Exciting news for a city that we believe in for the long-term… and probably forever, no matter the cost of property. Experts are, of course, predicting increased prices in areas around the new stations. They claim, for example, that an apartment that costs 3,000 euros per square meter today, close to the proposed Line 15, could double in price by the time the line opens in a decade’s time.
Meanwhile, the contract for the much-anticipated Line 2 of Panama City’s metro system has been given to a consortium led by Alstom (coincidentally, a French multinational company).
Alstom will supply 21 Metropolis trains, signalling solutions, and traction substations for the line. The new extension, running from San Miguelito to Nuevo Tocumen, will be able to carry up to 40,000 passengers per hour between 16 stations along the 21-kilometer line. The line is scheduled to open to commuters in 2019.
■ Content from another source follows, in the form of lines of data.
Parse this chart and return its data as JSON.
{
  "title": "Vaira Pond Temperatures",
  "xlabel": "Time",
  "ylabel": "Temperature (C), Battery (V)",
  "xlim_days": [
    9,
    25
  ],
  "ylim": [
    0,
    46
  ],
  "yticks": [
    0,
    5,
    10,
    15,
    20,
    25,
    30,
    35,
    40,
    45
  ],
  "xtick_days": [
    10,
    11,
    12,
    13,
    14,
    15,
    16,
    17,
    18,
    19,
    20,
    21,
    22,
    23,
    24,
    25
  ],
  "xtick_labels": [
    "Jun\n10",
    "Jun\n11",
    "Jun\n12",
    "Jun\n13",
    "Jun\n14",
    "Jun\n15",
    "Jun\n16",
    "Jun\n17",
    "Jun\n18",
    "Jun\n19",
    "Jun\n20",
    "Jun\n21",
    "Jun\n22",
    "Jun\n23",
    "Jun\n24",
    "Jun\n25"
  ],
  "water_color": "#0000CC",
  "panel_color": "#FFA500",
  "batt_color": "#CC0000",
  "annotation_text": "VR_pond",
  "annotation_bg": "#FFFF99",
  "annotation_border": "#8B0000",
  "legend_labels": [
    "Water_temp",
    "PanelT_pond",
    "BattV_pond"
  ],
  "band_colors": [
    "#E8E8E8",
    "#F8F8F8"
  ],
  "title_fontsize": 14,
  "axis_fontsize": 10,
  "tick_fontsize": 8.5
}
What about property prices here? Panama City will never be Paris. But as the city continues on the up, prices continue to climb. Lief Simon, Editor of Global Property Investor’s Marketwatch, says he hopes to see Panama reach Singapore prices of around US$15,000 meter in the long term. Right now, they’re averaging around US$2,800 in the higher-end areas… far from the 12,000 euros (US$13,390) per square meter (and upward) you’ll face in the historic heart of the City of Light.